E’ stata una telefonata commovente, che ha reso particolarmente felice Jonus Bendaj, il camionista albanese, da anni residente a Recanati, che la settimana scorsa si è trovato testimone di un grave incidente sull’A13 nei pressi di Bologna. L’altro giorno lo ha chiamato uno zio delle due bambine, di 6 mesi e 2 anni, che grazie al suo coraggio e alla prontezza di spirito lui ha estratto  dall’auto che, dopo essere stata tamponata da un camion, è finita in un fosso. Bendaj, subito dopo aver salvato le due bimbe, era riuscito ad estrarre anche la loro mamma mentre il padre, incastrato fra le lamiere, è stato soccorso dalla Polizia Stradale e dagli operatori del 118 immediatamente intervenuti sul luogo dell’incidente. “E’ riuscito a risalire a me e al mio numero di cellulare, ci racconta, grazie ad un social recanatese che ha pubblicato la notizia. Voleva ringraziarmi e lo ha fatto con le lacrime agli occhi perché ora la famigliola sta meglio anche se hanno riportato nell’incidente diverse lesioni fortunatamente non gravi.

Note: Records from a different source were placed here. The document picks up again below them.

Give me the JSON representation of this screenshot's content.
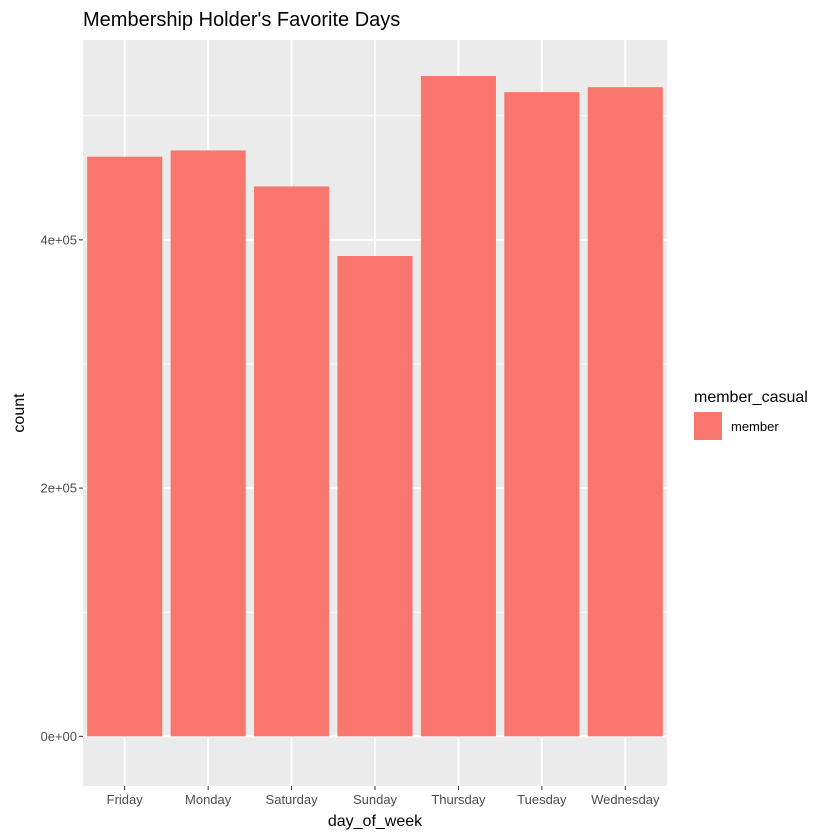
{
  "chart_data": {
    "type": "bar",
    "title": "Membership Holder's Favorite Days",
    "xlabel": "day_of_week",
    "ylabel": "count",
    "categories": [
      "Friday",
      "Monday",
      "Saturday",
      "Sunday",
      "Thursday",
      "Tuesday",
      "Wednesday"
    ],
    "series": [
      {
        "name": "member",
        "values": [
          467000,
          472000,
          443000,
          387000,
          532000,
          519000,
          523000
        ],
        "color": "#F8766D"
      }
    ],
    "ylim": [
      -40000,
      561000
    ],
    "y_ticks": [
      {
        "value": 0,
        "label": "0e+00"
      },
      {
        "value": 200000,
        "label": "2e+05"
      },
      {
        "value": 400000,
        "label": "4e+05"
      }
    ],
    "y_minor_ticks": [
      100000,
      300000,
      500000
    ],
    "grid": true,
    "panel_background": "#EBEBEB",
    "grid_color": "#FFFFFF",
    "legend": {
      "title": "member_casual",
      "position": "right",
      "entries": [
        {
          "label": "member",
          "color": "#F8766D"
        }
      ]
    }
  }
}
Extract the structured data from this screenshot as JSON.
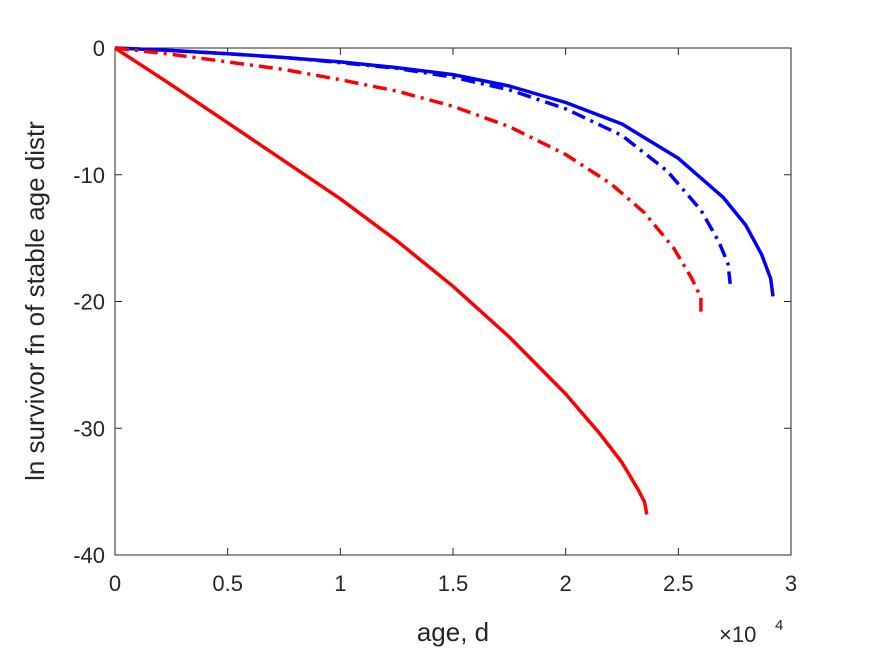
{
  "chart_data": {
    "type": "line",
    "title": "",
    "xlabel": "age, d",
    "ylabel": "ln survivor fn of stable age distr",
    "x_multiplier_label": "×10",
    "x_multiplier_exponent": "4",
    "xlim": [
      0,
      30000
    ],
    "ylim": [
      -40,
      0
    ],
    "xticks": [
      0,
      5000,
      10000,
      15000,
      20000,
      25000,
      30000
    ],
    "xtick_labels": [
      "0",
      "0.5",
      "1",
      "1.5",
      "2",
      "2.5",
      "3"
    ],
    "yticks": [
      0,
      -10,
      -20,
      -30,
      -40
    ],
    "ytick_labels": [
      "0",
      "-10",
      "-20",
      "-30",
      "-40"
    ],
    "grid": false,
    "legend": false,
    "series": [
      {
        "color": "#0000ff",
        "dash": "solid",
        "points": [
          [
            0,
            0
          ],
          [
            2500,
            -0.2
          ],
          [
            5000,
            -0.45
          ],
          [
            7500,
            -0.75
          ],
          [
            10000,
            -1.1
          ],
          [
            12500,
            -1.55
          ],
          [
            15000,
            -2.1
          ],
          [
            17500,
            -3.0
          ],
          [
            20000,
            -4.3
          ],
          [
            22500,
            -6.0
          ],
          [
            25000,
            -8.7
          ],
          [
            27000,
            -11.8
          ],
          [
            28000,
            -14.0
          ],
          [
            28700,
            -16.3
          ],
          [
            29100,
            -18.2
          ],
          [
            29200,
            -19.6
          ]
        ]
      },
      {
        "color": "#0000ff",
        "dash": "dashdot",
        "points": [
          [
            0,
            0
          ],
          [
            2500,
            -0.2
          ],
          [
            5000,
            -0.45
          ],
          [
            7500,
            -0.75
          ],
          [
            10000,
            -1.15
          ],
          [
            12500,
            -1.6
          ],
          [
            15000,
            -2.3
          ],
          [
            17500,
            -3.3
          ],
          [
            20000,
            -4.8
          ],
          [
            22500,
            -6.9
          ],
          [
            24500,
            -9.7
          ],
          [
            26000,
            -12.8
          ],
          [
            26800,
            -15.3
          ],
          [
            27200,
            -17.0
          ],
          [
            27300,
            -18.6
          ]
        ]
      },
      {
        "color": "#ff0000",
        "dash": "dashdot",
        "points": [
          [
            0,
            0
          ],
          [
            2500,
            -0.5
          ],
          [
            5000,
            -1.1
          ],
          [
            7500,
            -1.7
          ],
          [
            10000,
            -2.5
          ],
          [
            12500,
            -3.4
          ],
          [
            15000,
            -4.6
          ],
          [
            17500,
            -6.2
          ],
          [
            20000,
            -8.4
          ],
          [
            22000,
            -10.7
          ],
          [
            23500,
            -13.0
          ],
          [
            24800,
            -15.8
          ],
          [
            25600,
            -18.2
          ],
          [
            26000,
            -19.7
          ],
          [
            26000,
            -20.8
          ]
        ]
      },
      {
        "color": "#ff0000",
        "dash": "solid",
        "points": [
          [
            0,
            0
          ],
          [
            2500,
            -2.9
          ],
          [
            5000,
            -5.9
          ],
          [
            7500,
            -8.9
          ],
          [
            10000,
            -11.9
          ],
          [
            12500,
            -15.2
          ],
          [
            15000,
            -18.8
          ],
          [
            17500,
            -22.8
          ],
          [
            20000,
            -27.3
          ],
          [
            21500,
            -30.4
          ],
          [
            22500,
            -32.7
          ],
          [
            23200,
            -34.8
          ],
          [
            23500,
            -35.8
          ],
          [
            23600,
            -36.8
          ]
        ]
      }
    ]
  }
}
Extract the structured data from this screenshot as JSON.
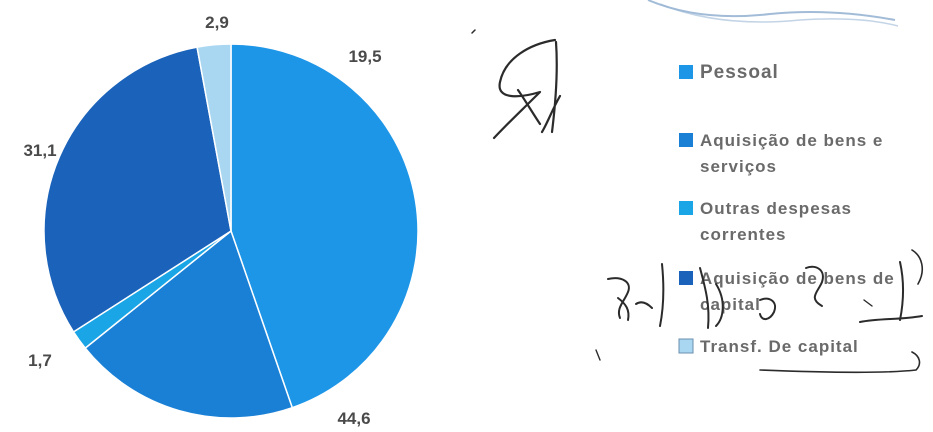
{
  "chart_data": {
    "type": "pie",
    "title": "",
    "labels": [
      "Pessoal",
      "Aquisição de bens e serviços",
      "Outras despesas correntes",
      "Aquisição de bens de capital",
      "Transf. De capital"
    ],
    "values": [
      44.6,
      19.5,
      1.7,
      31.1,
      2.9
    ],
    "value_labels": [
      "44,6",
      "19,5",
      "1,7",
      "31,1",
      "2,9"
    ],
    "colors": [
      "#1e96e8",
      "#1a80d6",
      "#1aa6e6",
      "#1a62ba",
      "#a9d7f1"
    ],
    "legend": {
      "position": "right",
      "lines": [
        [
          "Pessoal"
        ],
        [
          "Aquisição de bens e",
          "serviços"
        ],
        [
          "Outras despesas",
          "correntes"
        ],
        [
          "Aquisição de bens de",
          "capital"
        ],
        [
          "Transf. De capital"
        ]
      ]
    }
  }
}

Mi hanno detto che il loro papà, purtroppo, è invece ancora in condizioni critiche all’ospedale”. In effetti il camionista, dopo aver effettuato il suo gesto coraggioso e visto che ormai erano giunti sul posto i soccorsi, era risalito sul suo camion e ripartito alla volta di Recanati. “Ho provato a lasciare a qualcuno le mie generalità, confessa, anche perché sono disposto a testimoniare sulla dinamica dell’incidente, che ho visto bene perché mi trovavo subito dietro il camion che ha tamponato l’auto, ma in quel momento c’era giustamente molta concitazione e tutti erano intenti a portare in salvo la famiglia. Io allora me ne sono andato ma sono veramente contento di aver parlato con loro e non è detto che non ci sia un’occasione migliore per conoscerci di persona”.